Sticky Hands
Icecreamed when I read
his bitter words through
imessage.
Each syllable took turns
flicking each one of my
eyeballs
left. right. left. right.
Puffy red eyes were always
my thing
because it didn’t matter
how sweet I was to him,
his arrogance was never left
behind &
it always entered the new year
with
us
I like chocolate,
he liked rum raisin
Can’t we get a scoop of each?
“No… Hi, we’d like a cone of rum raisin please”
I carried pieces of my
ripped nails &
squashed raisins
in my sweaty left hand for 1 year
every uneven piece <
every one of byron’s
tantrums <
every curse word
I wanted to say to him
I hated it there just as much as I hated the idea
of sharing my bed with a new person &
him not filling the awkward silences
while I stare
at my pink hearted Home Depot ceiling fan
reanalyzing the bad dreams
I had the night before
with a pen and pad on my thighs
That year, we ate rum raisin
every Saturday.
53 times. I said to myself.
I will leave him. While spitting
raisins out as he’d sweettalk himself.
_________________________
I am from the Dominican Republic where we love to go to a famous ice cream shop called Bón. Rum raisin is one of their most famous ice cream flavors, but I have not been able to come around to truly eating it because of the raisins (They’re a deal breaker for me!). I associate raisins with this past lover because rum raisin was my lover’s favorite ice cream flavor. I simply like chocolate ice cream, but we were never able to compromise on getting a scoop of each flavor. In this poem, I reflect about a past lover who was too selfish and self-centered to notice or care about the things that I liked as well.

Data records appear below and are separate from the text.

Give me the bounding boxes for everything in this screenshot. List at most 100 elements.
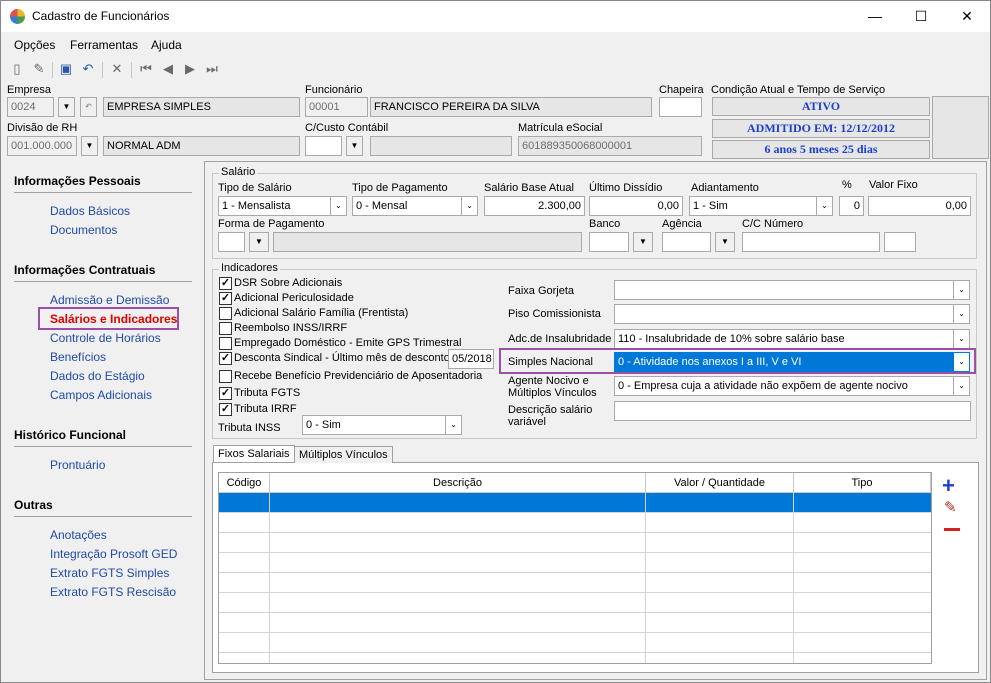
sidebar-item-dados-basicos[interactable]: Dados Básicos xyxy=(50,204,130,218)
tab-multiplos-vinculos[interactable]: Múltiplos Vínculos xyxy=(294,446,393,463)
table-row[interactable] xyxy=(219,513,931,533)
sidebar-item-salarios[interactable]: Salários e Indicadores xyxy=(50,312,177,326)
previous-record-icon[interactable]: ◀ xyxy=(160,61,176,77)
empresa-dropdown-icon[interactable]: ▼ xyxy=(58,97,75,117)
refresh-icon[interactable]: ↶ xyxy=(80,97,97,117)
next-record-icon[interactable]: ▶ xyxy=(182,61,198,77)
sidebar-item-documentos[interactable]: Documentos xyxy=(50,223,117,237)
sindical-mes-field[interactable]: 05/2018 xyxy=(448,349,494,369)
descricao-salario-field[interactable] xyxy=(614,401,971,421)
chevron-down-icon[interactable]: ⌄ xyxy=(953,280,970,300)
empresa-code-field[interactable]: 0024 xyxy=(7,97,54,117)
column-header-tipo[interactable]: Tipo xyxy=(794,473,931,493)
sidebar-item-controle-horarios[interactable]: Controle de Horários xyxy=(50,331,161,345)
fixos-salariais-table[interactable]: Código Descrição Valor / Quantidade Tipo xyxy=(218,472,932,664)
banco-field[interactable] xyxy=(589,232,629,252)
table-row[interactable] xyxy=(219,533,931,553)
checkbox-label[interactable]: DSR Sobre Adicionais xyxy=(234,277,342,289)
percent-field[interactable]: 0 xyxy=(839,196,864,216)
adiantamento-select[interactable]: 1 - Sim xyxy=(689,196,817,216)
cc-numero-field[interactable] xyxy=(742,232,880,252)
save-icon[interactable]: ▣ xyxy=(58,61,74,77)
checkbox[interactable]: ✓ xyxy=(219,403,232,416)
sidebar-item-estagio[interactable]: Dados do Estágio xyxy=(50,369,145,383)
sidebar-item-integracao-ged[interactable]: Integração Prosoft GED xyxy=(50,547,177,561)
first-record-icon[interactable]: ⏮ xyxy=(138,61,154,77)
valor-fixo-field[interactable]: 0,00 xyxy=(868,196,971,216)
checkbox-label[interactable]: Desconta Sindical - Último mês de descon… xyxy=(234,352,450,364)
salario-base-field[interactable]: 2.300,00 xyxy=(484,196,585,216)
close-icon[interactable]: ✕ xyxy=(944,1,990,32)
ultimo-dissidio-field[interactable]: 0,00 xyxy=(589,196,683,216)
sidebar-item-anotacoes[interactable]: Anotações xyxy=(50,528,107,542)
table-row[interactable] xyxy=(219,573,931,593)
checkbox-label[interactable]: Tributa IRRF xyxy=(234,403,297,415)
sidebar-item-beneficios[interactable]: Benefícios xyxy=(50,350,106,364)
edit-icon[interactable]: ✎ xyxy=(31,61,47,77)
sidebar-item-campos-adicionais[interactable]: Campos Adicionais xyxy=(50,388,152,402)
chevron-down-icon[interactable]: ⌄ xyxy=(953,329,970,349)
checkbox[interactable] xyxy=(219,370,232,383)
checkbox-label[interactable]: Adicional Periculosidade xyxy=(234,292,354,304)
new-document-icon[interactable]: ▯ xyxy=(9,61,25,77)
simples-nacional-select[interactable]: 0 - Atividade nos anexos I a III, V e VI xyxy=(614,352,954,372)
tipo-salario-select[interactable]: 1 - Mensalista xyxy=(218,196,333,216)
sidebar-item-extrato-simples[interactable]: Extrato FGTS Simples xyxy=(50,566,169,580)
table-row[interactable] xyxy=(219,633,931,653)
agencia-dropdown-icon[interactable]: ▼ xyxy=(715,232,735,252)
cc-digito-field[interactable] xyxy=(884,232,916,252)
sidebar-item-prontuario[interactable]: Prontuário xyxy=(50,458,105,472)
checkbox-label[interactable]: Adicional Salário Família (Frentista) xyxy=(234,307,408,319)
funcionario-code-field[interactable]: 00001 xyxy=(305,97,368,117)
chevron-down-icon[interactable]: ⌄ xyxy=(330,196,347,216)
table-row[interactable] xyxy=(219,553,931,573)
chevron-down-icon[interactable]: ⌄ xyxy=(445,415,462,435)
maximize-icon[interactable]: ☐ xyxy=(898,1,944,32)
table-row[interactable] xyxy=(219,493,931,513)
delete-icon[interactable]: ✕ xyxy=(109,61,125,77)
table-row[interactable] xyxy=(219,593,931,613)
checkbox-label[interactable]: Reembolso INSS/IRRF xyxy=(234,322,347,334)
checkbox-label[interactable]: Empregado Doméstico - Emite GPS Trimestr… xyxy=(234,337,461,349)
menu-ferramentas[interactable]: Ferramentas xyxy=(70,38,138,52)
piso-comissionista-select[interactable] xyxy=(614,304,954,324)
forma-pagamento-dropdown-icon[interactable]: ▼ xyxy=(249,232,269,252)
add-icon[interactable]: + xyxy=(942,475,955,497)
tipo-pagamento-select[interactable]: 0 - Mensal xyxy=(352,196,463,216)
divisao-code-field[interactable]: 001.000.000 xyxy=(7,136,77,156)
employee-photo[interactable] xyxy=(932,96,989,159)
banco-dropdown-icon[interactable]: ▼ xyxy=(633,232,653,252)
chevron-down-icon[interactable]: ⌄ xyxy=(953,376,970,396)
chevron-down-icon[interactable]: ⌄ xyxy=(816,196,833,216)
undo-icon[interactable]: ↶ xyxy=(80,61,96,77)
checkbox-label[interactable]: Tributa FGTS xyxy=(234,387,300,399)
checkbox[interactable]: ✓ xyxy=(219,387,232,400)
checkbox[interactable]: ✓ xyxy=(219,277,232,290)
column-header-valor[interactable]: Valor / Quantidade xyxy=(646,473,794,493)
chevron-down-icon[interactable]: ⌄ xyxy=(953,304,970,324)
divisao-dropdown-icon[interactable]: ▼ xyxy=(81,136,98,156)
checkbox[interactable] xyxy=(219,322,232,335)
column-header-codigo[interactable]: Código xyxy=(219,473,270,493)
column-header-descricao[interactable]: Descrição xyxy=(270,473,646,493)
menu-opcoes[interactable]: Opções xyxy=(14,38,55,52)
edit-pencil-icon[interactable]: ✎ xyxy=(944,499,957,517)
insalubridade-select[interactable]: 110 - Insalubridade de 10% sobre salário… xyxy=(614,329,954,349)
agente-nocivo-select[interactable]: 0 - Empresa cuja a atividade não expõem … xyxy=(614,376,954,396)
checkbox[interactable]: ✓ xyxy=(219,292,232,305)
custo-code-field[interactable] xyxy=(305,136,342,156)
minimize-icon[interactable]: — xyxy=(852,1,898,32)
tab-fixos-salariais[interactable]: Fixos Salariais xyxy=(213,445,295,462)
chapeira-field[interactable] xyxy=(659,97,702,117)
faixa-gorjeta-select[interactable] xyxy=(614,280,954,300)
sidebar-item-extrato-rescisao[interactable]: Extrato FGTS Rescisão xyxy=(50,585,176,599)
table-row[interactable] xyxy=(219,613,931,633)
chevron-down-icon[interactable]: ⌄ xyxy=(461,196,478,216)
agencia-field[interactable] xyxy=(662,232,711,252)
menu-ajuda[interactable]: Ajuda xyxy=(151,38,182,52)
last-record-icon[interactable]: ⏭ xyxy=(204,61,220,77)
custo-dropdown-icon[interactable]: ▼ xyxy=(346,136,363,156)
checkbox-label[interactable]: Recebe Benefício Previdenciário de Apose… xyxy=(234,370,482,382)
checkbox[interactable]: ✓ xyxy=(219,352,232,365)
remove-icon[interactable] xyxy=(944,528,960,531)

Overall, this is a reflection of the type of person I once was. Someone who was willing to put up with just about anything because I got too comfortable being around this one person. The line, “I hated it there just as much as I hated the idea/of sharing my bed with a new person &/him not filling the awkward silences/while I stare/ at my pink hearted Home Depot ceiling fan/reanalyzing the bad dreams/I had the night before/with a pen and pad on my thighs” conveys how I preferred the presence of someone who refused to take my feelings in consideration than being by myself or with someone new. This person became my safety blanket though most of the time I was treated horribly because I got used to them always being there. Their presence made me feel safe, especially when I had my nightmares for they were always there to help me analyze my nightmares.
I enjoy including dialogue in my poems because including another person’s words besides mine and my interpretation shows that they are present even when I reflect about the past. Usually only my side, words, and interpretation of the situation are read in my poems, but I thought it would be nice for the audience to get at least one line from the person I write about. Thank you so much for reading!